La troisième partie de l’ouvrage analyse ces quatre dimensions à l’aide d’un questionnaire administré à 47 acteurs de la PSDC. L’étude fait ressortir deux conclusions. Premièrement, elle affirme que les acteurs de la défense européenne croient au bienfon dé de la coopération dans le cadre de la PSDC (autant sinon davantage que dans le cadre de l’Alliance Atlantique), et que cette PSDC se caractérise par un usage combiné d’instruments d’action civils et militaires au service de la résolution des conflits internationaux (plutôt que de la défense du territoire européen). Deuxièmement, la socialisation des acteurs semble influencée principalement par la nationalité et l’institution dans laquelle ils opèrent, davantage que par leur fonction professionnelle: les acteurs britanniques interrogés adhèrent beaucoup moins à la culture stratégique européenne que les acteurs français et allemands; les acteurs employés dans les institutions européennes sont plus sensibles à la culture stratégique européenne que les acteurs qui opèrent dans des institutions nationales; enfin, diplomates, militaires, fonctionnaires ou politiques sont tous socialisés à la culture stratégique européenne à divers degrés, sans qu’une tendance forte se dégage. Cette recherche originale apporte peu d’observations nouvelles par rapport à ce que la littérature spécialisée sur le sujet a déjà identifié, mais elle a le mérite d’en confirmer certaines tendances fortes: la prégnance de la souveraineté nationale dans la socialisation européenne, le clivage entre Britanniques d’un côté, Allemands et Français de l’autre, ou encore le consensus sur le fait que la dimension civilo-militaire constitue la principale valeur ajoutée de l’UE en matière de sécurité.

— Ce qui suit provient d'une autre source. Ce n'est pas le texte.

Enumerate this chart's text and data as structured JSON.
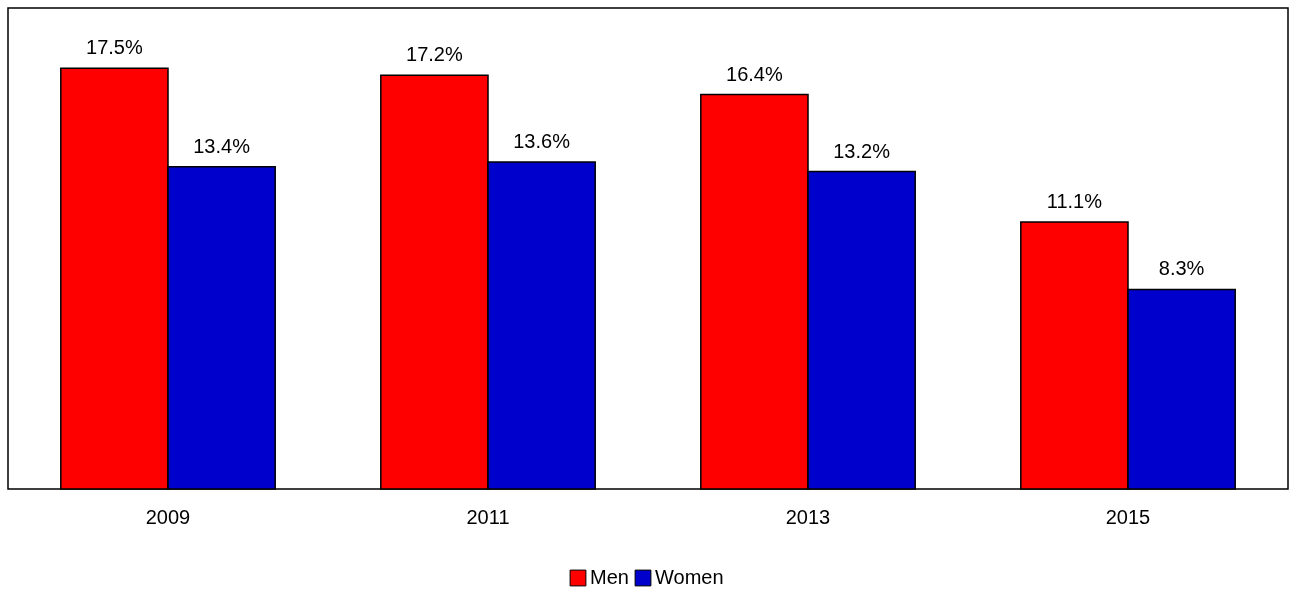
{
  "chart_data": {
    "type": "bar",
    "categories": [
      "2009",
      "2011",
      "2013",
      "2015"
    ],
    "series": [
      {
        "name": "Men",
        "color": "#ff0000",
        "values": [
          17.5,
          17.2,
          16.4,
          11.1
        ],
        "value_labels": [
          "17.5%",
          "17.2%",
          "16.4%",
          "11.1%"
        ]
      },
      {
        "name": "Women",
        "color": "#0000cc",
        "values": [
          13.4,
          13.6,
          13.2,
          8.3
        ],
        "value_labels": [
          "13.4%",
          "13.6%",
          "13.2%",
          "8.3%"
        ]
      }
    ],
    "ylim": [
      0,
      20
    ],
    "tick_labels": "x",
    "legend": "bottom"
  }
}
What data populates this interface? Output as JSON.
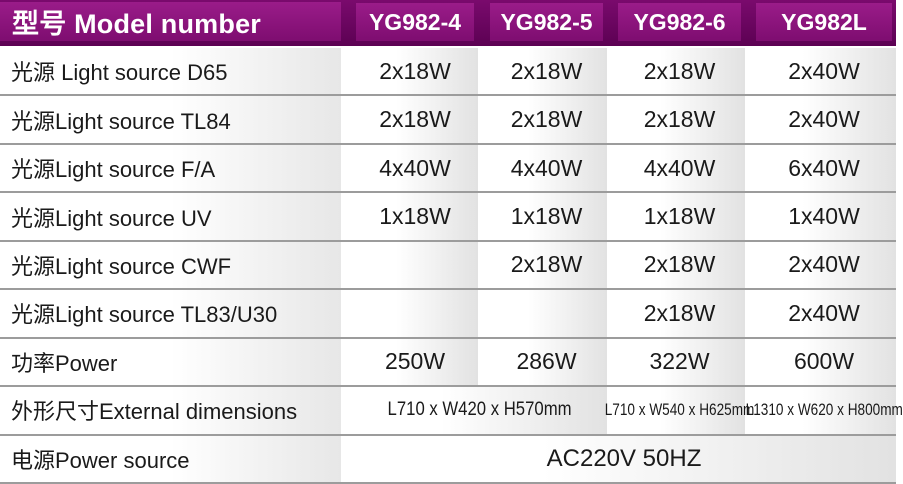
{
  "table": {
    "header": {
      "model_label": "型号 Model number",
      "columns": [
        "YG982-4",
        "YG982-5",
        "YG982-6",
        "YG982L"
      ]
    },
    "rows": [
      {
        "label": "光源 Light source D65",
        "values": [
          "2x18W",
          "2x18W",
          "2x18W",
          "2x40W"
        ]
      },
      {
        "label": "光源Light source TL84",
        "values": [
          "2x18W",
          "2x18W",
          "2x18W",
          "2x40W"
        ]
      },
      {
        "label": "光源Light source F/A",
        "values": [
          "4x40W",
          "4x40W",
          "4x40W",
          "6x40W"
        ]
      },
      {
        "label": "光源Light source UV",
        "values": [
          "1x18W",
          "1x18W",
          "1x18W",
          "1x40W"
        ]
      },
      {
        "label": "光源Light source CWF",
        "values": [
          "",
          "2x18W",
          "2x18W",
          "2x40W"
        ]
      },
      {
        "label": "光源Light source TL83/U30",
        "values": [
          "",
          "",
          "2x18W",
          "2x40W"
        ]
      },
      {
        "label": "功率Power",
        "values": [
          "250W",
          "286W",
          "322W",
          "600W"
        ]
      },
      {
        "label": "外形尺寸External dimensions",
        "dims_span_cols_1_2": "L710 x W420 x H570mm",
        "dims_col_3": "L710 x W540 x H625mm",
        "dims_col_4": "L1310 x W620 x H800mm"
      },
      {
        "label": "电源Power source",
        "span_all_value": "AC220V 50HZ"
      }
    ],
    "colors": {
      "header_band_top": "#7a0a6d",
      "header_band_bottom": "#5c0153",
      "header_cell_top": "#9a1c89",
      "header_cell_bottom": "#7e0d70",
      "separator": "#9c9c9c",
      "cell_fade": "#e2e2e2",
      "header_text": "#ffffff",
      "body_text": "#1a1a1a"
    }
  }
}
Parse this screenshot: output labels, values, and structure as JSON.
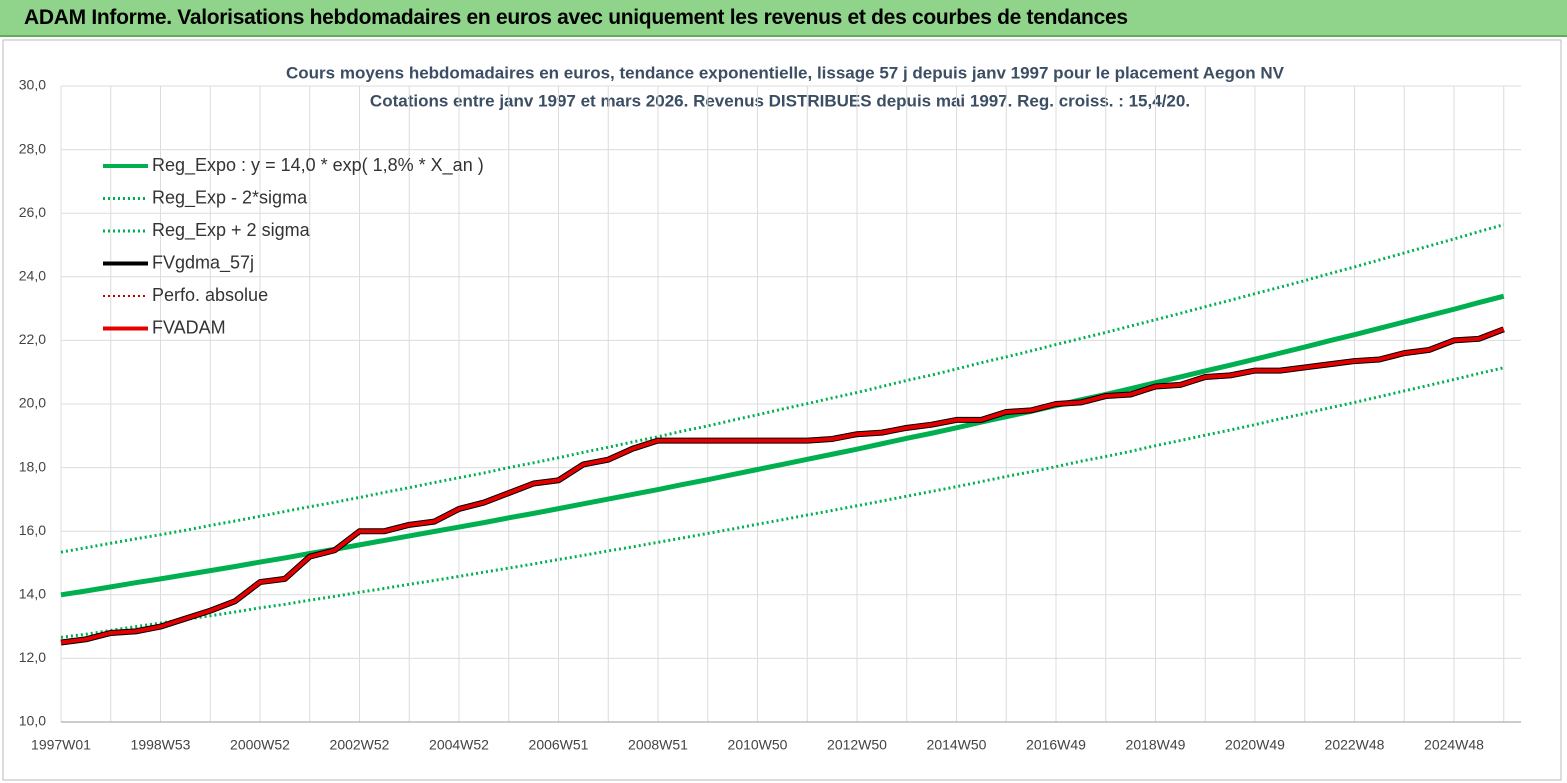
{
  "header": {
    "title": "ADAM Informe. Valorisations hebdomadaires en euros avec uniquement les revenus et des courbes de tendances"
  },
  "chart_data": {
    "type": "line",
    "title": "Cours moyens hebdomadaires en euros, tendance exponentielle, lissage 57 j depuis janv 1997 pour le placement Aegon NV",
    "subtitle": "Cotations entre janv 1997 et mars 2026. Revenus DISTRIBUES depuis mai 1997. Reg. croiss. : 15,4/20.",
    "categories": [
      "1997W01",
      null,
      null,
      null,
      "1998W53",
      null,
      null,
      null,
      "2000W52",
      null,
      null,
      null,
      "2002W52",
      null,
      null,
      null,
      "2004W52",
      null,
      null,
      null,
      "2006W51",
      null,
      null,
      null,
      "2008W51",
      null,
      null,
      null,
      "2010W50",
      null,
      null,
      null,
      "2012W50",
      null,
      null,
      null,
      "2014W50",
      null,
      null,
      null,
      "2016W49",
      null,
      null,
      null,
      "2018W49",
      null,
      null,
      null,
      "2020W49",
      null,
      null,
      null,
      "2022W48",
      null,
      null,
      null,
      "2024W48",
      null,
      null
    ],
    "ylim": [
      10,
      30
    ],
    "yticks": [
      {
        "value": 10,
        "label": "10,0"
      },
      {
        "value": 12,
        "label": "12,0"
      },
      {
        "value": 14,
        "label": "14,0"
      },
      {
        "value": 16,
        "label": "16,0"
      },
      {
        "value": 18,
        "label": "18,0"
      },
      {
        "value": 20,
        "label": "20,0"
      },
      {
        "value": 22,
        "label": "22,0"
      },
      {
        "value": 24,
        "label": "24,0"
      },
      {
        "value": 26,
        "label": "26,0"
      },
      {
        "value": 28,
        "label": "28,0"
      },
      {
        "value": 30,
        "label": "30,0"
      }
    ],
    "grid": true,
    "legend": "top-left",
    "series": [
      {
        "name": "Reg_Expo : y = 14,0 * exp( 1,8% *  X_an )",
        "color": "#00b050",
        "style": "solid",
        "width": 5,
        "values": [
          14.0,
          14.12,
          14.25,
          14.38,
          14.5,
          14.63,
          14.76,
          14.89,
          15.03,
          15.16,
          15.3,
          15.43,
          15.57,
          15.71,
          15.85,
          15.99,
          16.13,
          16.27,
          16.42,
          16.56,
          16.71,
          16.86,
          17.01,
          17.16,
          17.31,
          17.47,
          17.62,
          17.78,
          17.94,
          18.1,
          18.26,
          18.42,
          18.58,
          18.75,
          18.92,
          19.08,
          19.25,
          19.43,
          19.6,
          19.77,
          19.95,
          20.13,
          20.3,
          20.48,
          20.67,
          20.85,
          21.04,
          21.22,
          21.41,
          21.6,
          21.79,
          21.99,
          22.18,
          22.38,
          22.58,
          22.78,
          22.98,
          23.19,
          23.39
        ]
      },
      {
        "name": "Reg_Exp - 2*sigma",
        "color": "#00b050",
        "style": "dotted",
        "width": 3,
        "values": [
          12.66,
          12.76,
          12.88,
          13.0,
          13.11,
          13.23,
          13.34,
          13.46,
          13.59,
          13.7,
          13.83,
          13.95,
          14.08,
          14.2,
          14.33,
          14.45,
          14.58,
          14.71,
          14.84,
          14.97,
          15.11,
          15.24,
          15.38,
          15.51,
          15.65,
          15.79,
          15.93,
          16.07,
          16.22,
          16.36,
          16.51,
          16.65,
          16.8,
          16.95,
          17.1,
          17.25,
          17.4,
          17.56,
          17.72,
          17.87,
          18.03,
          18.2,
          18.35,
          18.51,
          18.69,
          18.85,
          19.02,
          19.18,
          19.35,
          19.53,
          19.7,
          19.88,
          20.05,
          20.23,
          20.41,
          20.59,
          20.77,
          20.96,
          21.14
        ]
      },
      {
        "name": "Reg_Exp + 2 sigma",
        "color": "#00b050",
        "style": "dotted",
        "width": 3,
        "values": [
          15.34,
          15.48,
          15.62,
          15.76,
          15.89,
          16.03,
          16.18,
          16.32,
          16.47,
          16.62,
          16.77,
          16.91,
          17.06,
          17.22,
          17.37,
          17.53,
          17.68,
          17.83,
          18.0,
          18.15,
          18.31,
          18.48,
          18.64,
          18.81,
          18.97,
          19.15,
          19.31,
          19.49,
          19.66,
          19.84,
          20.01,
          20.19,
          20.36,
          20.55,
          20.74,
          20.91,
          21.1,
          21.3,
          21.48,
          21.67,
          21.87,
          22.06,
          22.25,
          22.45,
          22.65,
          22.85,
          23.06,
          23.26,
          23.47,
          23.67,
          23.88,
          24.1,
          24.31,
          24.53,
          24.75,
          24.97,
          25.19,
          25.42,
          25.64
        ]
      },
      {
        "name": "FVgdma_57j",
        "color": "#000000",
        "style": "solid",
        "width": 6,
        "values": [
          12.5,
          12.6,
          12.8,
          12.85,
          13.0,
          13.25,
          13.5,
          13.8,
          14.4,
          14.5,
          15.2,
          15.4,
          16.0,
          16.0,
          16.2,
          16.3,
          16.7,
          16.9,
          17.2,
          17.5,
          17.6,
          18.1,
          18.25,
          18.6,
          18.85,
          18.85,
          18.85,
          18.85,
          18.85,
          18.85,
          18.85,
          18.9,
          19.05,
          19.1,
          19.25,
          19.35,
          19.5,
          19.5,
          19.75,
          19.8,
          20.0,
          20.05,
          20.25,
          20.3,
          20.55,
          20.6,
          20.85,
          20.9,
          21.05,
          21.05,
          21.15,
          21.25,
          21.35,
          21.4,
          21.6,
          21.7,
          22.0,
          22.05,
          22.35
        ]
      },
      {
        "name": "Perfo. absolue",
        "color": "#c00000",
        "style": "dotted",
        "width": 2,
        "values": [
          12.5,
          12.6,
          12.8,
          12.85,
          13.0,
          13.25,
          13.5,
          13.8,
          14.4,
          14.5,
          15.2,
          15.4,
          16.0,
          16.0,
          16.2,
          16.3,
          16.7,
          16.9,
          17.2,
          17.5,
          17.6,
          18.1,
          18.25,
          18.6,
          18.85,
          18.85,
          18.85,
          18.85,
          18.85,
          18.85,
          18.85,
          18.9,
          19.05,
          19.1,
          19.25,
          19.35,
          19.5,
          19.5,
          19.75,
          19.8,
          20.0,
          20.05,
          20.25,
          20.3,
          20.55,
          20.6,
          20.85,
          20.9,
          21.05,
          21.05,
          21.15,
          21.25,
          21.35,
          21.4,
          21.6,
          21.7,
          22.0,
          22.05,
          22.35
        ]
      },
      {
        "name": "FVADAM",
        "color": "#e50000",
        "style": "solid",
        "width": 4,
        "values": [
          12.5,
          12.6,
          12.8,
          12.85,
          13.0,
          13.25,
          13.5,
          13.8,
          14.4,
          14.5,
          15.2,
          15.4,
          16.0,
          16.0,
          16.2,
          16.3,
          16.7,
          16.9,
          17.2,
          17.5,
          17.6,
          18.1,
          18.25,
          18.6,
          18.85,
          18.85,
          18.85,
          18.85,
          18.85,
          18.85,
          18.85,
          18.9,
          19.05,
          19.1,
          19.25,
          19.35,
          19.5,
          19.5,
          19.75,
          19.8,
          20.0,
          20.05,
          20.25,
          20.3,
          20.55,
          20.6,
          20.85,
          20.9,
          21.05,
          21.05,
          21.15,
          21.25,
          21.35,
          21.4,
          21.6,
          21.7,
          22.0,
          22.05,
          22.35
        ]
      }
    ]
  }
}
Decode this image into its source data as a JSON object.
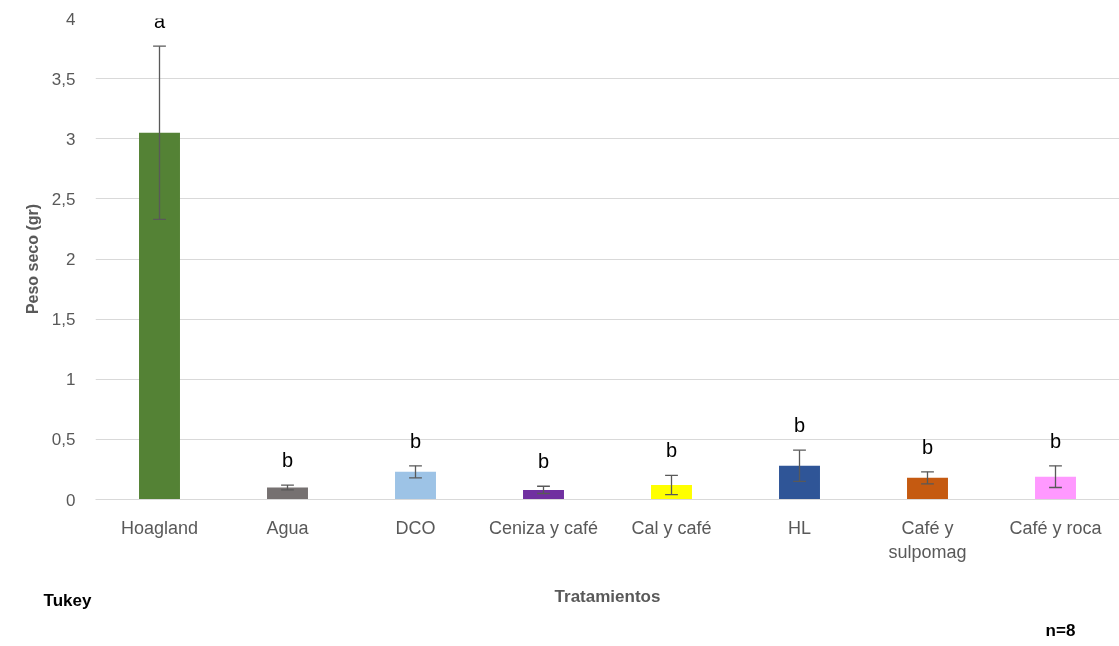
{
  "chart_data": {
    "type": "bar",
    "xlabel": "Tratamientos",
    "ylabel": "Peso seco (gr)",
    "categories": [
      "Hoagland",
      "Agua",
      "DCO",
      "Ceniza y café",
      "Cal y café",
      "HL",
      "Café y sulpomag",
      "Café y roca"
    ],
    "values": [
      3.05,
      0.1,
      0.23,
      0.08,
      0.12,
      0.28,
      0.18,
      0.19
    ],
    "errors": [
      0.72,
      0.02,
      0.05,
      0.03,
      0.08,
      0.13,
      0.05,
      0.09
    ],
    "colors": [
      "#548235",
      "#767171",
      "#9dc3e6",
      "#7030a0",
      "#ffff00",
      "#2f5597",
      "#c55a11",
      "#ff99ff"
    ],
    "ylim": [
      0,
      4
    ],
    "yticks": [
      0,
      {
        "value": 0.5,
        "label": "0,5"
      },
      1,
      {
        "value": 1.5,
        "label": "1,5"
      },
      2,
      {
        "value": 2.5,
        "label": "2,5"
      },
      3,
      {
        "value": 3.5,
        "label": "3,5"
      },
      4
    ],
    "grid": "y",
    "annotations": [
      "a",
      "b",
      "b",
      "b",
      "b",
      "b",
      "b",
      "b",
      "Tukey",
      "n=8"
    ]
  }
}
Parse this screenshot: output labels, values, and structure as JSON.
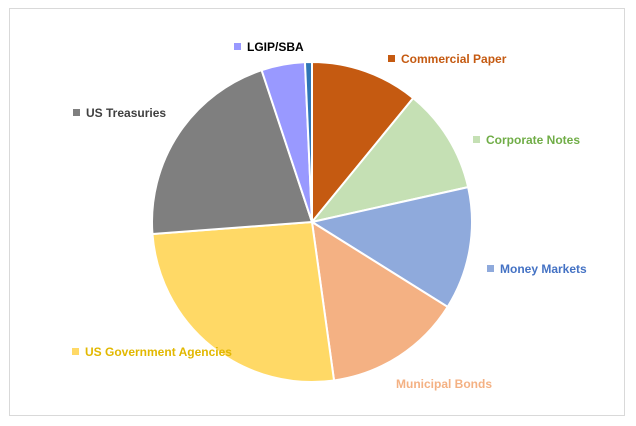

En revanche, il est difficile de terminer cette recension sans mentionner la méthodologie de cette dernière section, qui constitue la principale faiblesse de l’ouvrage. Bien que l’auteur en soit conscient et répète à plusieurs reprises que l’enquête de sondage réalisée n’est pas représentative et doit être vue comme un travail préliminaire, l’usage fait des données dans le texte est parfois contestable. Pour ne citer qu’un exemple, lorsque l’auteur affirme que les acteurs français «se prononcent clairement pour la coopération européenne» plutôt que transatlantique (157), car plus d’un quart d’entre eux (29%) considère que les décisions en matière de défense devraient être prises par l’UE, contre 0% qui pensent que ce devrait être l’OTAN, et un peu moins de trois quarts (71%) qui pensent que cela devrait rester du ressort de l’État, les 29% en question représentent en réalité deux acteurs, car sept français au total ont été interrogés sur les 47 questionnaires distribués (151). De toute évidence, la taille de l’échantillon limite fortement la portée des conclusions de l’étude. On notera également et pour finir que l’enquête a été réalisée entre 2007 et 2009, à une époque où la PSDC entrait tout juste dans une phase de crise qui a suivi l’euphorie de ses premières années. Dès lors, on peut émettre l’hypothèse que la même enquête, menée quatre ou cinq ans plus tard, aurait donné des résultats différents.
Antoine Rayroux Université Concordia, Revue canadienne de science politique, 2016.